Some lucky settlers or people flocking to the west found this promise of a better life fulfilled. These are the people who made the myth of the west true. However, for many others the promise did not come through. For them life was rough and the truth of the west was rougher. Still, a promise for the struggling people of eastern cities, suburban, and rural areas was a nice idea. It gave them hope and a bit of assurance that their hardships were not forever or in vain. The development of Wild West shows were a way to preserve this open promise- without the failure that it often presented in reality. For Native Americans, of course, the back side of the medal was a constantly lived reality, where the Wild West's 'frontier' was a battle front taking over traditional lands.
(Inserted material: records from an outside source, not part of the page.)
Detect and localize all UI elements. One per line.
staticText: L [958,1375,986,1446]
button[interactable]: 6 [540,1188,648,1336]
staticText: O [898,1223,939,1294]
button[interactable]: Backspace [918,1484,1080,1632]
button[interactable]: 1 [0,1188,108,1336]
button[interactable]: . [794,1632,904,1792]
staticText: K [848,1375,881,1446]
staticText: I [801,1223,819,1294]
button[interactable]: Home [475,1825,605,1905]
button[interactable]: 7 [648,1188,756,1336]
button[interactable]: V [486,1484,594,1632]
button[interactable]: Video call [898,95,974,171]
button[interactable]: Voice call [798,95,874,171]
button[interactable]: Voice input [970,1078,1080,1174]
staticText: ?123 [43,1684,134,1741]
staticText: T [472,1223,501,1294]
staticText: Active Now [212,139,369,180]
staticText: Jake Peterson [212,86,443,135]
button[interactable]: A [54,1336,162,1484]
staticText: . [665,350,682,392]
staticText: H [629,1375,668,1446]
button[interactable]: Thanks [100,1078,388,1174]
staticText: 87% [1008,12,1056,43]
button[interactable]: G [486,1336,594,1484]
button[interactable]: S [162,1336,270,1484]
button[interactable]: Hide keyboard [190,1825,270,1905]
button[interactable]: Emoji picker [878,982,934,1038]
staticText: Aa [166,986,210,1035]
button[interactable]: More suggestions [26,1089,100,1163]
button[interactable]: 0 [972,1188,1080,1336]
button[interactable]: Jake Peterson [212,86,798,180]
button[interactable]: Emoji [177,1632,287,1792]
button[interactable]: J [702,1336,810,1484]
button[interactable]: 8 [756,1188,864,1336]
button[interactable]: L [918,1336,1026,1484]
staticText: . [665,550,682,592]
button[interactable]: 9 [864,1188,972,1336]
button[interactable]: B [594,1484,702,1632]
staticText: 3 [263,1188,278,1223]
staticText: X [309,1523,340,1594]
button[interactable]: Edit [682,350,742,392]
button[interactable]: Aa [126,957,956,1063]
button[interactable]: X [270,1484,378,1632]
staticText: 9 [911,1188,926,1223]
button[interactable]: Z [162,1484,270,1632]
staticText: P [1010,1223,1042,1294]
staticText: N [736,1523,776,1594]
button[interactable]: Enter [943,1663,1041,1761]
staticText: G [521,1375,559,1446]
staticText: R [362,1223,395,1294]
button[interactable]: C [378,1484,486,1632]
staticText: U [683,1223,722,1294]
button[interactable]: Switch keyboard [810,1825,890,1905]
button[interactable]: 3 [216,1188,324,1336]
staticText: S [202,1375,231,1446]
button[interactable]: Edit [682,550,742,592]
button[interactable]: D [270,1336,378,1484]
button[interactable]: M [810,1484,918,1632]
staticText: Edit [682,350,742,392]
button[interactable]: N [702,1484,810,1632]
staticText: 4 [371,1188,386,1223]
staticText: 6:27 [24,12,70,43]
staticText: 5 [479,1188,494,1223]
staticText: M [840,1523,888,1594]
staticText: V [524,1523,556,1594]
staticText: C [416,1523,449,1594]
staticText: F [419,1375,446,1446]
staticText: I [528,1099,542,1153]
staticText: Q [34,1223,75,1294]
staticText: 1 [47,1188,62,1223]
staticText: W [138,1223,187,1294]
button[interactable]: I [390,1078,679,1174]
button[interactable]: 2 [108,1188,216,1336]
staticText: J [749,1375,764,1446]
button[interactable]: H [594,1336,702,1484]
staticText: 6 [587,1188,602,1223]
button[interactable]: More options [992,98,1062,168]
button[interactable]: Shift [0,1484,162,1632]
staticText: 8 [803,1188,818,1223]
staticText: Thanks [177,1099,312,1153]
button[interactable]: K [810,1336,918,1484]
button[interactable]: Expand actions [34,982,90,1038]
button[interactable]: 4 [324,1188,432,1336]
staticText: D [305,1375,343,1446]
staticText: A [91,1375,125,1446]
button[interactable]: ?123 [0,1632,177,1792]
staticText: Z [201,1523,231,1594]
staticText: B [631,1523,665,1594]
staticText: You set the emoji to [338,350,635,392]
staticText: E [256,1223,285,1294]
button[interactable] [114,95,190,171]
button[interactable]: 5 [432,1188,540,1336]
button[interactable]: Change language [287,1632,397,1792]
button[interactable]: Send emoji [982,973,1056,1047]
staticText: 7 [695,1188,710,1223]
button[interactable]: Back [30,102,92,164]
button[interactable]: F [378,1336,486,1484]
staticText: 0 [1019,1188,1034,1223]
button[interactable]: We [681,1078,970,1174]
Wild West shows were shows that took the reality of the West and glamorized it for the eastern audiences to give it an exciting appeal. The showmen who ran the shows adapted western life to fit an exaggerated yet captivating image which the eastern audiences both expected and were intrigued by. The shows were a marriage of reality and theater and were designed by the showmen to be both “authentic” and entertaining, a balance which sought to not flat out fabricate, but only enhance truth. Some shows even claimed educational benefits. The shows were “Romance and reality, adventure and ‘the story of our country’”.